MINNEAPOLIS — There’s a new warning for consumers about illegal high-dose THC products.
Minnesota health officials said they have recently seen products that are hundreds of times above the legal limit.
At Hemp House THC dispensary in Minneapolis’ Wedge neighborhood, you’ll find plenty of the latest drinks and edibles featuring THC.
“We get a lot of customers that are curious about THC,” said general manager Cody Dornbusch.
While products on Hemp House’s shelves get the green light, that’s not the case everywhere.
According to the Minnesota Department of Health, they’re finding some products with THC levels way over the legal limit.
“Many of these are not legal, and some very not safe,” said Chris Elvrum, Assistant Director of the Minnesota Department of Health’s Office of Medical Cannabis.

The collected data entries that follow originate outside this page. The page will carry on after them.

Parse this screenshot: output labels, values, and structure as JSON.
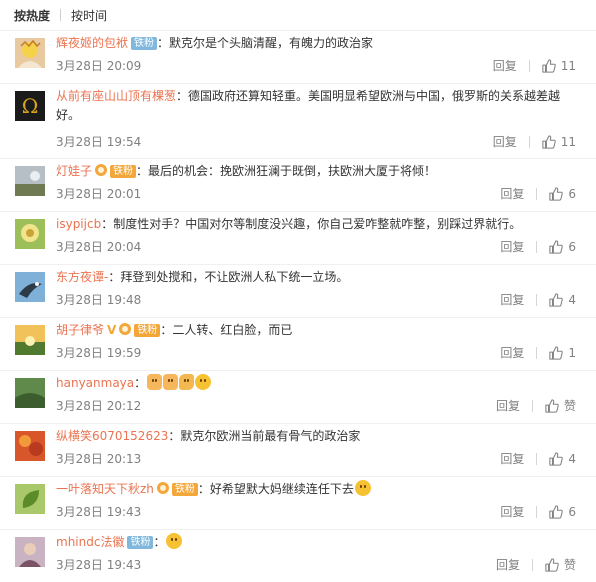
{
  "sort": {
    "hot": "按热度",
    "time": "按时间"
  },
  "reply_label": "回复",
  "colors": {
    "username": "#eb7350",
    "badge_fan": "#7fb7dd",
    "badge_iron": "#f3a73a",
    "meta": "#808080"
  },
  "comments": [
    {
      "user": "辉夜姬的包袱",
      "badge": "铁粉",
      "text": "：默克尔是个头脑清醒，有魄力的政治家",
      "time": "3月28日 20:09",
      "likes": "11"
    },
    {
      "user": "从前有座山山顶有棵葱",
      "badge": "",
      "text": "：德国政府还算知轻重。美国明显希望欧洲与中国，俄罗斯的关系越差越好。",
      "time": "3月28日 19:54",
      "likes": "11"
    },
    {
      "user": "灯娃子",
      "badge": "铁粉",
      "text": "：最后的机会：挽欧洲狂澜于既倒，扶欧洲大厦于将倾！",
      "time": "3月28日 20:01",
      "likes": "6"
    },
    {
      "user": "isypijcb",
      "badge": "",
      "text": "：制度性对手？中国对尔等制度没兴趣，你自己爱咋整就咋整，别踩过界就行。",
      "time": "3月28日 20:04",
      "likes": "6"
    },
    {
      "user": "东方夜谭-",
      "badge": "",
      "text": "：拜登到处搅和，不让欧洲人私下统一立场。",
      "time": "3月28日 19:48",
      "likes": "4"
    },
    {
      "user": "胡子律爷",
      "badge": "铁粉",
      "text": "：二人转、红白脸，而已",
      "time": "3月28日 19:59",
      "likes": "1"
    },
    {
      "user": "hanyanmaya",
      "badge": "",
      "text": "：",
      "time": "3月28日 20:12",
      "likes": "赞"
    },
    {
      "user": "纵横笑6070152623",
      "badge": "",
      "text": "：默克尔欧洲当前最有骨气的政治家",
      "time": "3月28日 20:13",
      "likes": "4"
    },
    {
      "user": "一叶落知天下秋zh",
      "badge": "铁粉",
      "text": "：好希望默大妈继续连任下去",
      "time": "3月28日 19:43",
      "likes": "6"
    },
    {
      "user": "mhindc法徽",
      "badge": "铁粉",
      "text": "：",
      "time": "3月28日 19:43",
      "likes": "赞"
    }
  ]
}
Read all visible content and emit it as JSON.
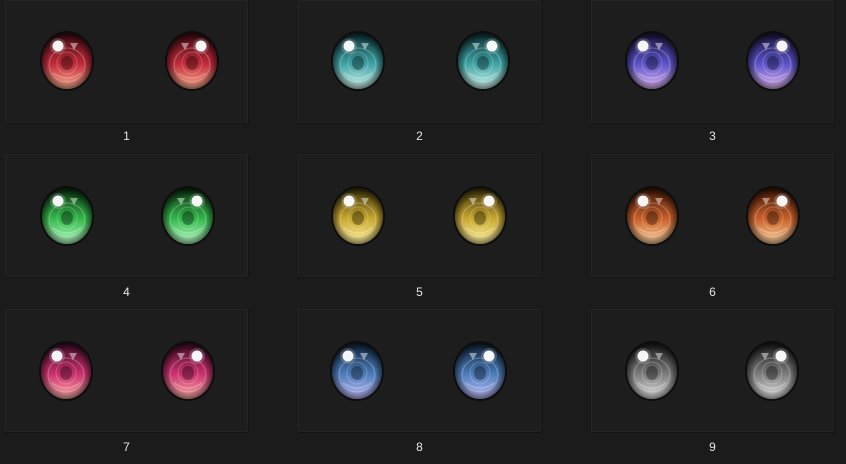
{
  "gallery": {
    "items": [
      {
        "label": "1",
        "colors": {
          "top": "#3a0a10",
          "mid": "#c02a3a",
          "bottom": "#ffb090"
        }
      },
      {
        "label": "2",
        "colors": {
          "top": "#0c2e33",
          "mid": "#3ea2a4",
          "bottom": "#d2f6ee"
        }
      },
      {
        "label": "3",
        "colors": {
          "top": "#1a1438",
          "mid": "#5a52c6",
          "bottom": "#e2b8f4"
        }
      },
      {
        "label": "4",
        "colors": {
          "top": "#0a2a0c",
          "mid": "#33b84a",
          "bottom": "#b8ffc8"
        }
      },
      {
        "label": "5",
        "colors": {
          "top": "#3a3008",
          "mid": "#c8a830",
          "bottom": "#fff2a0"
        }
      },
      {
        "label": "6",
        "colors": {
          "top": "#3a1406",
          "mid": "#c8602a",
          "bottom": "#ffd4a0"
        }
      },
      {
        "label": "7",
        "colors": {
          "top": "#3a0a24",
          "mid": "#c8306e",
          "bottom": "#ffb0a8"
        }
      },
      {
        "label": "8",
        "colors": {
          "top": "#0e2034",
          "mid": "#4a7cb8",
          "bottom": "#c2bcf8"
        }
      },
      {
        "label": "9",
        "colors": {
          "top": "#1a1a1a",
          "mid": "#7a7a7a",
          "bottom": "#e6e6e6"
        }
      }
    ]
  }
}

In Minnesota, beverages and edibles are allowed to have five milligrams of THC per serving.
The health department said they found close to 40% of THC shops were selling illegal high-dose products, or those that appealed to children.
The department said high-risk THC products are required to be destroyed.
Of the departments 170 inspections, only 25% of shops were found to be fully compliant with the law. The department said that could be for a variety of reasons.
If the the health department finds a violation, they will issue a correction order. If the problem persists, they can fine businesses up to $10,000 per incident.
“Some of the other non-compliants could mean they’re not registered, their products weren’t placed behind the counter or in a locked case, that sort of thing,” said Elvrum.
Dornbusch said Minnesota brands tend to know the constraints of the law. If anything, it’s brands from outside Minnesota, he said, that may be in violation.
“We hear from out-of-state brands still that might not be totally aware of what’s happening in Minnesota, that might have the laws mixed up in their own brain,” said Dornbusch.
The state said side effects of the illegal-dose products include unresponsiveness, extreme anxiety or panic attacks and psychotic episodes.
When in doubt, Dornbusch suggests starting with low dose products, like those that are only two milligrams per serving.
“Be an informed consumer and know what you’re buying, and we just want to have a safe and legal marketplace,” said Elvrum.
The state says if you come across products with unsafe THC levels, you should file a complaint with the Minnesota Department of Health.